MONARCH : LEGACY OF MONSTERS
Etats-Unis – 2023
Genre : Fantastique, Aventures
Réalisateurs : Mairzee Almas, Julian Holmes, Hiromi Kamata, Matt Shakman, Andy Goddard
Acteurs : Anna Sawai,Kiersey Clemons, Ren Watabe, Mari Yamamoto, Anders Holm, John Goodman, Joe Tippett, Kurt Russell, Wyatt Russell, Elisa Lasowski…
Musique : Leopold Ross
Durée : 10 x 50 minutes
Distributeur : Apple TV+
Date de sortie : 12 janvier 2024
LE PITCH
Alors que San Francisco a été ravagé par l’affrontement entre Godzilla et les Titans, et que le monde a découvert l’existence concrète des monstres, « Monarch: Legacy of Monsters » suit l’histoire d’un frère et d’une sœur sur les traces de leur père qui découvriront les liens unissant leur famille à une organisation secrète nommée Monarch. Une suite d’indices les mènera dans le monde des monstres, jusqu’à retrouver un officier de l’armée, Lee Shaw.
Stranger Monsters
2023 : année de Godzilla ? Alors que Shin Godzilla débarquait enfin en vidéo en France et que Godzilla Minus One terrassait les spectateurs par deux fois dans les salles entre la fin d’année et le début de la suivante, le gros lézard traumatique japonais refait surface sur les petits écrans d’Apple TV+, avec Monarch : Legacy of Monsters, une série de dix épisodes, sous bannière américano/japonaise, dans le sillage des adaptations américaines cornaquées par la boîte de production Legendary, sous la houlette de la Toho.

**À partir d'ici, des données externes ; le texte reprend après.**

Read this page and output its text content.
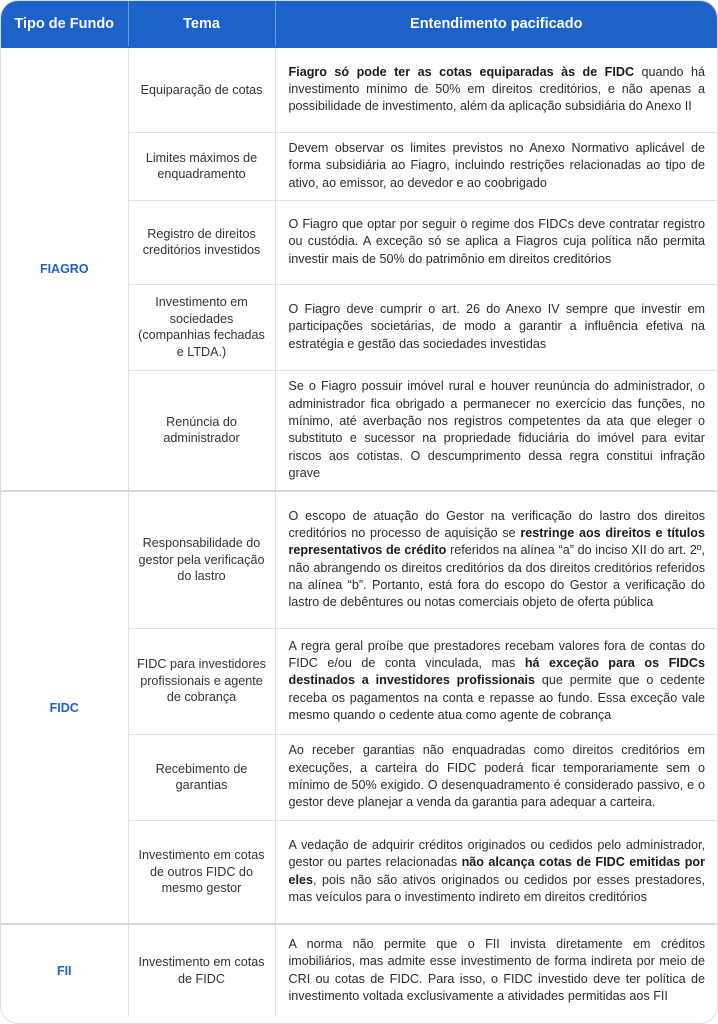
Tipo de Fundo	Tema	Entendimento pacificado
FIAGRO	Equiparação de cotas	Fiagro só pode ter as cotas equiparadas às de FIDC quando há investimento mínimo de 50% em direitos creditórios, e não apenas a possibilidade de investimento, além da aplicação subsidiária do Anexo II
	Limites máximos de enquadramento	Devem observar os limites previstos no Anexo Normativo aplicável de forma subsidiária ao Fiagro, incluindo restrições relacionadas ao tipo de ativo, ao emissor, ao devedor e ao coobrigado
	Registro de direitos creditórios investidos	O Fiagro que optar por seguir o regime dos FIDCs deve contratar registro ou custódia. A exceção só se aplica a Fiagros cuja política não permita investir mais de 50% do patrimônio em direitos creditórios
	Investimento em sociedades (companhias fechadas e LTDA.)	O Fiagro deve cumprir o art. 26 do Anexo IV sempre que investir em participações societárias, de modo a garantir a influência efetiva na estratégia e gestão das sociedades investidas
	Renúncia do administrador	Se o Fiagro possuir imóvel rural e houver reunúncia do administrador, o administrador fica obrigado a permanecer no exercício das funções, no mínimo, até averbação nos registros competentes da ata que eleger o substituto e sucessor na propriedade fiduciária do imóvel para evitar riscos aos cotistas. O descumprimento dessa regra constitui infração grave
FIDC	Responsabilidade do gestor pela verificação do lastro	O escopo de atuação do Gestor na verificação do lastro dos direitos creditórios no processo de aquisição se restringe aos direitos e títulos representativos de crédito referidos na alínea “a” do inciso XII do art. 2º, não abrangendo os direitos creditórios da dos direitos creditórios referidos na alínea “b”. Portanto, está fora do escopo do Gestor a verificação do lastro de debêntures ou notas comerciais objeto de oferta pública
	FIDC para investidores profissionais e agente de cobrança	A regra geral proíbe que prestadores recebam valores fora de contas do FIDC e/ou de conta vinculada, mas há exceção para os FIDCs destinados a investidores profissionais que permite que o cedente receba os pagamentos na conta e repasse ao fundo. Essa exceção vale mesmo quando o cedente atua como agente de cobrança
	Recebimento de garantias	Ao receber garantias não enquadradas como direitos creditórios em execuções, a carteira do FIDC poderá ficar temporariamente sem o mínimo de 50% exigido. O desenquadramento é considerado passivo, e o gestor deve planejar a venda da garantia para adequar a carteira.
	Investimento em cotas de outros FIDC do mesmo gestor	A vedação de adquirir créditos originados ou cedidos pelo administrador, gestor ou partes relacionadas não alcança cotas de FIDC emitidas por eles, pois não são ativos originados ou cedidos por esses prestadores, mas veículos para o investimento indireto em direitos creditórios
FII	Investimento em cotas de FIDC	A norma não permite que o FII invista diretamente em créditos imobiliários, mas admite esse investimento de forma indireta por meio de CRI ou cotas de FIDC. Para isso, o FIDC investido deve ter política de investimento voltada exclusivamente a atividades permitidas aos FII
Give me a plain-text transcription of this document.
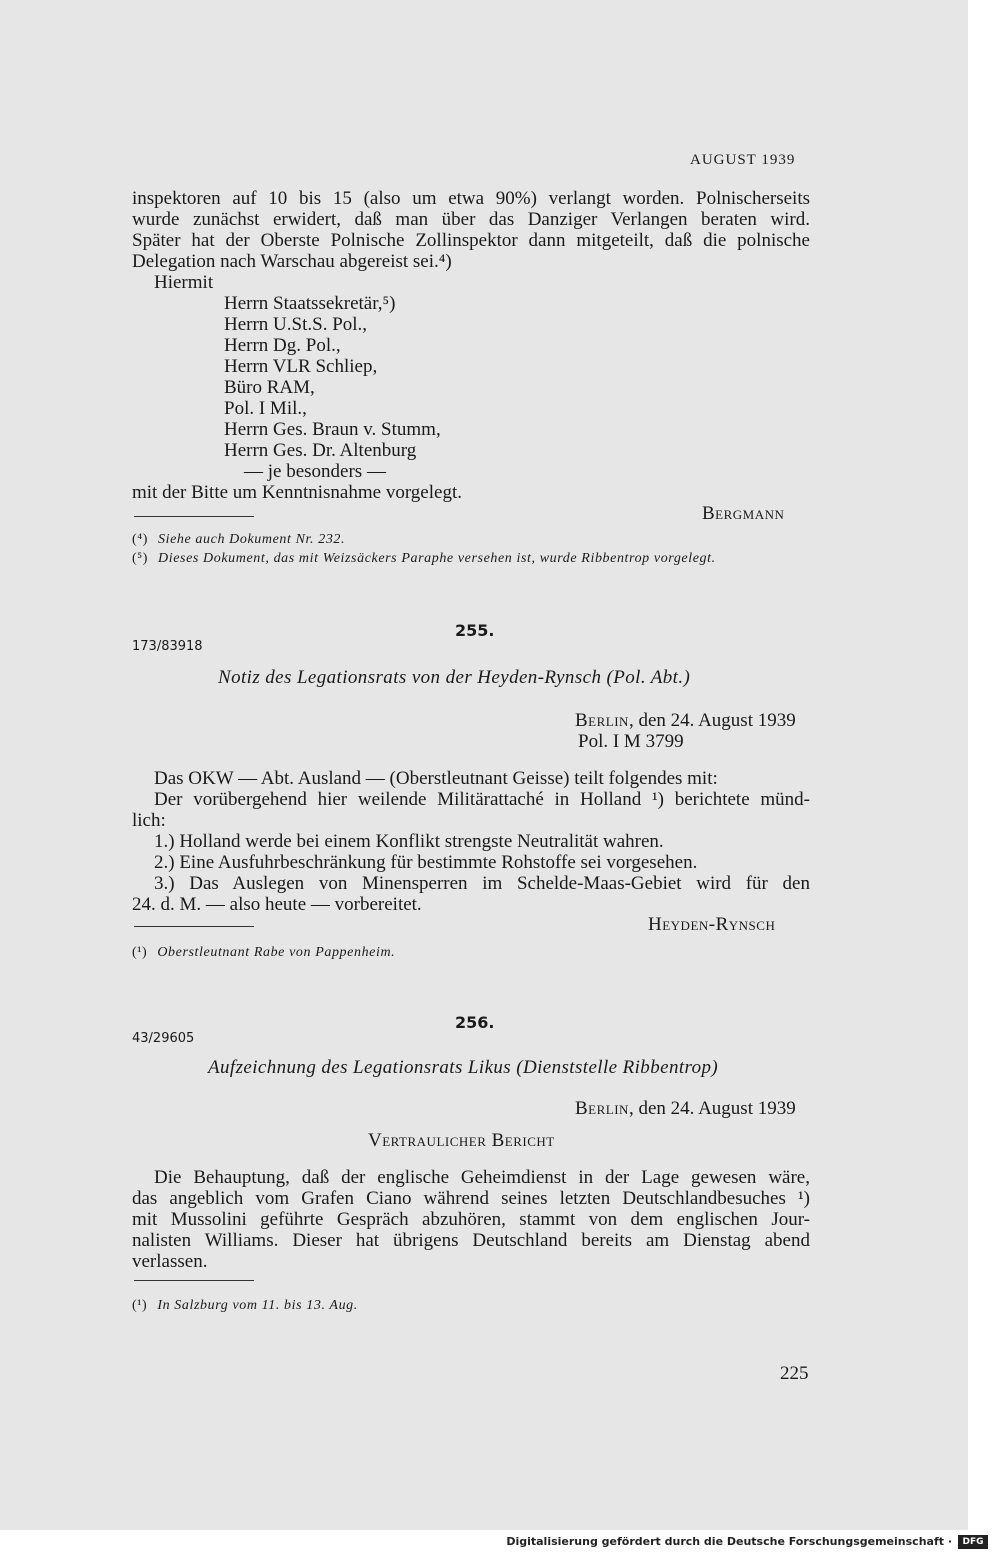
AUGUST 1939
inspektoren auf 10 bis 15 (also um etwa 90%) verlangt worden. Polnischerseits
wurde zunächst erwidert, daß man über das Danziger Verlangen beraten wird.
Später hat der Oberste Polnische Zollinspektor dann mitgeteilt, daß die polnische
Delegation nach Warschau abgereist sei.⁴)
Hiermit
Herrn Staatssekretär,⁵)
Herrn U.St.S. Pol.,
Herrn Dg. Pol.,
Herrn VLR Schliep,
Büro RAM,
Pol. I Mil.,
Herrn Ges. Braun v. Stumm,
Herrn Ges. Dr. Altenburg
— je besonders —
mit der Bitte um Kenntnisnahme vorgelegt.
Bergmann
(⁴) Siehe auch Dokument Nr. 232.
(⁵) Dieses Dokument, das mit Weizsäckers Paraphe versehen ist, wurde Ribbentrop vorgelegt.
255.
173/83918
Notiz des Legationsrats von der Heyden-Rynsch (Pol. Abt.)
Berlin, den 24. August 1939
Pol. I M 3799
Das OKW — Abt. Ausland — (Oberstleutnant Geisse) teilt folgendes mit:
Der vorübergehend hier weilende Militärattaché in Holland ¹) berichtete münd-
lich:
1.) Holland werde bei einem Konflikt strengste Neutralität wahren.
2.) Eine Ausfuhrbeschränkung für bestimmte Rohstoffe sei vorgesehen.
3.) Das Auslegen von Minensperren im Schelde-Maas-Gebiet wird für den
24. d. M. — also heute — vorbereitet.
Heyden-Rynsch
(¹) Oberstleutnant Rabe von Pappenheim.
256.
43/29605
Aufzeichnung des Legationsrats Likus (Dienststelle Ribbentrop)
Berlin, den 24. August 1939
Vertraulicher Bericht
Die Behauptung, daß der englische Geheimdienst in der Lage gewesen wäre,
das angeblich vom Grafen Ciano während seines letzten Deutschlandbesuches ¹)
mit Mussolini geführte Gespräch abzuhören, stammt von dem englischen Jour-
nalisten Williams. Dieser hat übrigens Deutschland bereits am Dienstag abend
verlassen.
(¹) In Salzburg vom 11. bis 13. Aug.
225
Digitalisierung gefördert durch die Deutsche Forschungsgemeinschaft ·	DFG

La série créée par Chris Black et Matt Fraction est la nouvelle pierre à l’édifice brinquebalant du Monsterverse créé de toutes pièces par Legendary Pictures, univers étendu jetant des passerelles entre Godzilla et King Kong, dans des opus ciné d’assez triste mémoire que sont Kong : Skull Island de Jordan Vogt-Roberts (2017), Godzilla 2 : Roi des Monstres de Michael Dougherty (2019), Godzilla vs Kong d’Adam Wingard (2021), le futur Godzilla x Kong : The New Empire toujours signé Wingard (2024) et enfin la série Skull Island de Brian Duffield sur Netflix (2023). On sortira du lot l’excellent Godzilla de Gareth Edwards (2014), seul vrai film à la hauteur du phénomène. Un héritage au final assez peu glorieux à bien y regarder, que Monarch : Legacy of Monsters souhaiterait à la fois consolider, tout en ouvrant des perspectives… La série dévoile les contours de l’organisation « Monarch », un groupe secret qui travaille en sous-marin sur les monstres et autres Titans qui déferlent sur la Terre à intervalles irréguliers. A la manière du déjà tristounet Agents of Shield, qui proposait une approche différente de l’univers des Avengers, la série entend broder sur sa mythologie, apportant quelques réponses tout en posant de nouvelles questions. Pour cela, les auteurs mettent les petits plats dans les grands : une narration en parallèle sur plusieurs époques (des années 50 à nos jours), des personnages que l’on suit sur plusieurs générations, de (légers) mystères, des (mini) jeux de pouvoir, et évidemment, des (très) grosses bestioles belliqueuses. Abordons déjà les (quelques) points forts de la série, à commencer par une réalisation très « cinématographique », quand bien même le terme signifie quelque chose. Il faut lui reconnaître une touche visuelle assez classe avec son format scope plutôt bien exploité. Les créatures sont par ailleurs bien mises en avant, grâce à des SFX globalement assez réussis, ce qui ne gâche rien. Si leurs apparitions restent, certes, assez éparses, force est de constater qu’elles sont plutôt impressionnantes et chaque passage les mettant en scène leur rend justice de manière spectaculaire. Si on pourra toujours arguer qu’elles demeurent rares à l’écran, il faut se rappeler que l’intention, louable, des showrunners était de développer le côté humain de la série. Et c’est bien là que le bât blesse, car les personnages et leurs caractérisations s’avèrent terriblement décevantes.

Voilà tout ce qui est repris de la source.